Saat Saham MLPT Melesat 1.749%, Pengendali Multipolar (MLPL) Untung Rp 50,66 Triliun
JAKARTA, investortrust.id – Lompatan harga saham PT Multipolar Technology Tbk (MLPT) kembali berlanjut hingga perdagangan saham di Bursa Efek Indonesia (BEI), Kamis (14/11/2024). Dengan penguatan tersebut, saham emiten yang dikendalikan grup Lippo ini telah melesat sebanyak 1.749,70% dalam tiga bulan terakhir.
Data perdagangan saham BEI hari ini, saham MLPT kembali menguat hingga auto reject atas (ARA) dengan kenaikan Rp 5.175 (19,98%) menjadi Rp 31.075. Dengan demikian, saham MLPT telah melesat dari Rp 1.535 menjadi Rp 31.075 atau melesat 1.924% terhitung sejak 13 Agustus 2024 hingga 14 November 2024 atau dalam tiga bulan terakhir.
Baca Juga
Sedangkan pemegang saham yang paling diuntungkan dari kenaikan saham MLPT ini adalah PT Multipolar Tbk (MLPL), emiten yang dikendalikan Lippo Group.
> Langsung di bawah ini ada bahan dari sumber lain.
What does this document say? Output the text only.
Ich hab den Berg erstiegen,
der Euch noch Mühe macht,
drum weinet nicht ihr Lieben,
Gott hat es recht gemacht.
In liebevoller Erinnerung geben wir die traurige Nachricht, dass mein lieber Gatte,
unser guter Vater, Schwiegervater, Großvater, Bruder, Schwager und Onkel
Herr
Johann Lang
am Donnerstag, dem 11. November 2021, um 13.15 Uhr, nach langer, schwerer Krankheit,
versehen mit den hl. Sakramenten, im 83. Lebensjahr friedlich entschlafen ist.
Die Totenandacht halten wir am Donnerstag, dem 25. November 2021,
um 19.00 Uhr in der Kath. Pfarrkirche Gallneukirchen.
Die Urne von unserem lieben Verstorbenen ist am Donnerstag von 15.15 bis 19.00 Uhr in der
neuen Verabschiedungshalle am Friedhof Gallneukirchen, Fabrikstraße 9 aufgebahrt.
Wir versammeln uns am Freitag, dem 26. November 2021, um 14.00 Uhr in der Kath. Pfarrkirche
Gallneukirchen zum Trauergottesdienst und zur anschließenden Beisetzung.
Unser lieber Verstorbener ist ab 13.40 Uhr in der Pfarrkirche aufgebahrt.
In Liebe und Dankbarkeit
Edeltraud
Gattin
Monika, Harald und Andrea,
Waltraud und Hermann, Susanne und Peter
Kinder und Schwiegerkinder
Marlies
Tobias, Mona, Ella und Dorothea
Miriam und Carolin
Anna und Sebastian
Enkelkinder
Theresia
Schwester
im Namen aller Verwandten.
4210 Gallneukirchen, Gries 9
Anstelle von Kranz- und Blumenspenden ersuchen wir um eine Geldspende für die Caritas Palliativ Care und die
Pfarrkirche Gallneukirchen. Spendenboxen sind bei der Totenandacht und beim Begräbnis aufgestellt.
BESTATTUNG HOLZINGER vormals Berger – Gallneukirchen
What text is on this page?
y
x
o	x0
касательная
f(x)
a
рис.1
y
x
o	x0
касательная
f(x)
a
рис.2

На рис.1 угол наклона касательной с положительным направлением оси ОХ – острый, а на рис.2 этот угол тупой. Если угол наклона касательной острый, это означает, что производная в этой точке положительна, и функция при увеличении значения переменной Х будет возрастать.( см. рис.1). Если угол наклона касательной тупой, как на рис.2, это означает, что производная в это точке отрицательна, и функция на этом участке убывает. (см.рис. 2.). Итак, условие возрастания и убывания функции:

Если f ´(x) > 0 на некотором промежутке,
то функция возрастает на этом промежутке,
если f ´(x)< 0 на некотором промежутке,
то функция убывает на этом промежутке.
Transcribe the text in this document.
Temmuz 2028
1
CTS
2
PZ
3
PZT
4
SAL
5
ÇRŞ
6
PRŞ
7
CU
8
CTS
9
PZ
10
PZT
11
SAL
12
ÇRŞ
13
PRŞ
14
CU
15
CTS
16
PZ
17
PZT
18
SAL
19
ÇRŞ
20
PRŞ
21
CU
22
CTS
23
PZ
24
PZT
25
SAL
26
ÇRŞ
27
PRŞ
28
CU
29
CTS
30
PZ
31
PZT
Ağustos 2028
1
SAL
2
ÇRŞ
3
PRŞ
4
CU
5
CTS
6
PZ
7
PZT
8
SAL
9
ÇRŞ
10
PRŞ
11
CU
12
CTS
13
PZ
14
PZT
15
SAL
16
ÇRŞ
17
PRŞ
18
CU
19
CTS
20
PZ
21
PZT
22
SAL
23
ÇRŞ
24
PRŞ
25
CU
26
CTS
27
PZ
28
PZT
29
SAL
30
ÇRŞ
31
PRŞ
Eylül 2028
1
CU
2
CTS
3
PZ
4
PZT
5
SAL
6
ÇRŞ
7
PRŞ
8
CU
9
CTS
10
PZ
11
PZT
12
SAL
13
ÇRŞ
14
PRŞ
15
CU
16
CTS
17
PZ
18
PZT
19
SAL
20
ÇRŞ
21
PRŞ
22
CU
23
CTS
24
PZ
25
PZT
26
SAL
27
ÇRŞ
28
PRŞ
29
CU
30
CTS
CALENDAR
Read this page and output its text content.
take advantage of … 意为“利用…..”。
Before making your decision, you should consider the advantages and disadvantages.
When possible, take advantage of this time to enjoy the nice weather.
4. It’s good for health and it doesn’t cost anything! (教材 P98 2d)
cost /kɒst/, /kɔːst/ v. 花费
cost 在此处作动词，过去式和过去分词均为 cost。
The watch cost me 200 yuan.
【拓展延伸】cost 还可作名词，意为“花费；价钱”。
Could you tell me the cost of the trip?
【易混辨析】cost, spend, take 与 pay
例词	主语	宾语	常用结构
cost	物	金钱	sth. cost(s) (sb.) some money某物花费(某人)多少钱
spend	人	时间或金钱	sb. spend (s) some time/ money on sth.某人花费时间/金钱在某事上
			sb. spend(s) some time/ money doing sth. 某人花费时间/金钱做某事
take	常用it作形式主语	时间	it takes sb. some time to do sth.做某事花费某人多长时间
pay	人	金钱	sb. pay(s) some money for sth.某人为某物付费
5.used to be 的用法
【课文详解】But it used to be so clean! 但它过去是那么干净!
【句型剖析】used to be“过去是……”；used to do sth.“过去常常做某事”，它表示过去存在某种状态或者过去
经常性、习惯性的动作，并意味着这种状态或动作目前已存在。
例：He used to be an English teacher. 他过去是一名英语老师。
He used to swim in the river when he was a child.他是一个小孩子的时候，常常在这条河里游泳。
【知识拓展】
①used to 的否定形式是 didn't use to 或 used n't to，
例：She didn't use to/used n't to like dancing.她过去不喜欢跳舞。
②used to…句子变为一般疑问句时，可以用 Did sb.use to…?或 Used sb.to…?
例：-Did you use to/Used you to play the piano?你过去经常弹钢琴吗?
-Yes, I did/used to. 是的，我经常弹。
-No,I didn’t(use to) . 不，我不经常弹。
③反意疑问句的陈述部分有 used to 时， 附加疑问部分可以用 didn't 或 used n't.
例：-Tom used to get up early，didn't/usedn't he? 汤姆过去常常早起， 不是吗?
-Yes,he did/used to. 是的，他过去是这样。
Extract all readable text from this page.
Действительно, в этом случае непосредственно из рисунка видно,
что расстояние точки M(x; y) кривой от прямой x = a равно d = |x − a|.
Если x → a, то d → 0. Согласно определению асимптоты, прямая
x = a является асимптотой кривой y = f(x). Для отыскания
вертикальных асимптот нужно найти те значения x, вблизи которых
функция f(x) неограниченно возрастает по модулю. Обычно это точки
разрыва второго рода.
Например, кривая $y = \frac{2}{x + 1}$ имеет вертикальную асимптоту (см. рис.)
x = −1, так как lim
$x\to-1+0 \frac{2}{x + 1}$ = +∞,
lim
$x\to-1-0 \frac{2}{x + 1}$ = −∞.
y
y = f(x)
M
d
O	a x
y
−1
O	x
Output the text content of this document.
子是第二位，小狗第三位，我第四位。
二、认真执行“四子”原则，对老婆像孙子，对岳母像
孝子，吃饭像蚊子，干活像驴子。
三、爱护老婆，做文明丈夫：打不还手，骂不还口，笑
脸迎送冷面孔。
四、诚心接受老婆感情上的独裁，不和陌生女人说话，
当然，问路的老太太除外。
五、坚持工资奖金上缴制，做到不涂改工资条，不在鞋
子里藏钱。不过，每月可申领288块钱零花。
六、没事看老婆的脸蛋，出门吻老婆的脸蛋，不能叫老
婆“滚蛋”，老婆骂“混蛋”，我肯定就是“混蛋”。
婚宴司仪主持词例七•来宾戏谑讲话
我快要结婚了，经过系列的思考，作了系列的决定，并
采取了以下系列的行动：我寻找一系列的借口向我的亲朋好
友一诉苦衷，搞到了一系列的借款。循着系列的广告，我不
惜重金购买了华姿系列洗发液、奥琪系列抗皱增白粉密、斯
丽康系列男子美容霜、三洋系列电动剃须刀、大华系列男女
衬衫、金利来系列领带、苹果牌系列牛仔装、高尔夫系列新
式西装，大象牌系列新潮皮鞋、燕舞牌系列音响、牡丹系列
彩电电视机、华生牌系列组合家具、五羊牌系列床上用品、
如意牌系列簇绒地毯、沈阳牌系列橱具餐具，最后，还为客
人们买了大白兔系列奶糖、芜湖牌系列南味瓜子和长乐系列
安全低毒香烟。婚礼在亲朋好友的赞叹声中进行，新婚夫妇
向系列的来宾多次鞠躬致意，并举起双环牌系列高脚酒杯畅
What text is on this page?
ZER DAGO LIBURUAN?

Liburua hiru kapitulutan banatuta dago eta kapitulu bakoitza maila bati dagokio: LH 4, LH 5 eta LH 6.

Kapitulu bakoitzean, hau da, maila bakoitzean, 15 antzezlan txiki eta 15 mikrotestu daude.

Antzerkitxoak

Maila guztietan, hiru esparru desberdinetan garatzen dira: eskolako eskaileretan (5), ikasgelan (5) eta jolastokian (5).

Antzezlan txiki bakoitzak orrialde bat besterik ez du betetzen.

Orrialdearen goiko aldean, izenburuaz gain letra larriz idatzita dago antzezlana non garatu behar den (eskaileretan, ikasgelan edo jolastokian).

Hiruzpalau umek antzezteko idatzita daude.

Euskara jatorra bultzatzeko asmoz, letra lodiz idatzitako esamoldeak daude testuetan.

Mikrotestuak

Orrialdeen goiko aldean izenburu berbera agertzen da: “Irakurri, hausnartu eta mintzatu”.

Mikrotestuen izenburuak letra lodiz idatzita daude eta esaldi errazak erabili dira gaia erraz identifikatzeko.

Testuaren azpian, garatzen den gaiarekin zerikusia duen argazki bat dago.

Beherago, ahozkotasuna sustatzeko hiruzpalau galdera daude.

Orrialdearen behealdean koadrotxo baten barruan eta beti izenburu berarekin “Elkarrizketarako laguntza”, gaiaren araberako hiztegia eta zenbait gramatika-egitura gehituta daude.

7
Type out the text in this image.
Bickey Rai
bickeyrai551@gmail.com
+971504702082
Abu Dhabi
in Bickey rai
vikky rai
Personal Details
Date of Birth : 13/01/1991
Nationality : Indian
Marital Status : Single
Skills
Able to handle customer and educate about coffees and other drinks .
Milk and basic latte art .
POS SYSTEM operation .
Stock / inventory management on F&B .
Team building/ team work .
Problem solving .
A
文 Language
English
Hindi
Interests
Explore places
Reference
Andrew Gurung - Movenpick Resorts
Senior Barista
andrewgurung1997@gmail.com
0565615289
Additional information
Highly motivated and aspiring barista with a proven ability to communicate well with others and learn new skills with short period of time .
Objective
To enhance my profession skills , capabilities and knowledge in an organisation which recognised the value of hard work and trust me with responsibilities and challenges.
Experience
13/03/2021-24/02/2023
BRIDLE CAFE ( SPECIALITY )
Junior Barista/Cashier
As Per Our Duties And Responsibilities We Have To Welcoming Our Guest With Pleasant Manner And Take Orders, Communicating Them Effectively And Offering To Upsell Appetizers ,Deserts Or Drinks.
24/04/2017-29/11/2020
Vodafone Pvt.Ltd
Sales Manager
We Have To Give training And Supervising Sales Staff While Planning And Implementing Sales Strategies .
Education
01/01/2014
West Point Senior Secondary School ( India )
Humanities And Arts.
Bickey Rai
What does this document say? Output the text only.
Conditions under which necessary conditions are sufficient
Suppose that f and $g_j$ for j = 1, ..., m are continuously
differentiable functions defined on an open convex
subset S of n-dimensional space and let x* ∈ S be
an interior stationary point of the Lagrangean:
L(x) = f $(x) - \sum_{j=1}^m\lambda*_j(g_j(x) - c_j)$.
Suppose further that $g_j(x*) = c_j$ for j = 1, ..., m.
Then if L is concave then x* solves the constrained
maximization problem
Multipolar bertindak sebagai pemegang 1,63 miliar atau 86,95% saham Multipolar Technology (MLPT).
Dengan harga Rp 31.075 per saham, nilai kepemilikan saham Multipor di MLPT setara dengan Rp 50,66 triliun. Dengan jumlah saham beredar MLPL sebanyak 15,68 miliar saham, maka setiap saham MLPL menggenggam Rp 3.230,38 saham MLPT. Nilai tersebut jauh di atas harga saham MLPL saat ini masih berada di level Rp 165 dengan mengacu harga penutupan kemarin di BEI.
Terkait lompatan pesat harga saham MLPT dalam tiga bulan terakhir, manajemen MLPT dalam penjelasan resminya beberapa waktu lalu menyebutkan bahwa perseroan belum memiliki rencana tindakan aksi korporasi maupun rencana lain menjelang akhir 2024 hingga awal 2025.
Baca Juga
Saham Emiten Grup Lippo Perkasa, Bahkan MLPL, LPLI, dan MLPT Cetak ARA
Sedangkan dari sisi kinerja keuangan, MLPT mencatatkan pertumbuhan penjualan dari Rp 2,35 triliun menjadi Rp 2,47 triliun hingga kuartal III-2024. Kenaikan tersebut berdampak terhadap pertumbuhan laba bruto dari Rp 371,59 miliar menjadi Rp 403,97 miliar.
Perseroan juga mencatatkan kenaikan laba usaha dari Rp 194,71 miliar menjadi Rp 227,47 miliar. Laba periode berjalan yang dapat diatribusikan kepada pemilik entitas induk melesat dari Rp 148,96 miliar menjadi Rp 294,88 miliar dan laba per saham naik dari Rp 79 menjadi Rp 157 per saham.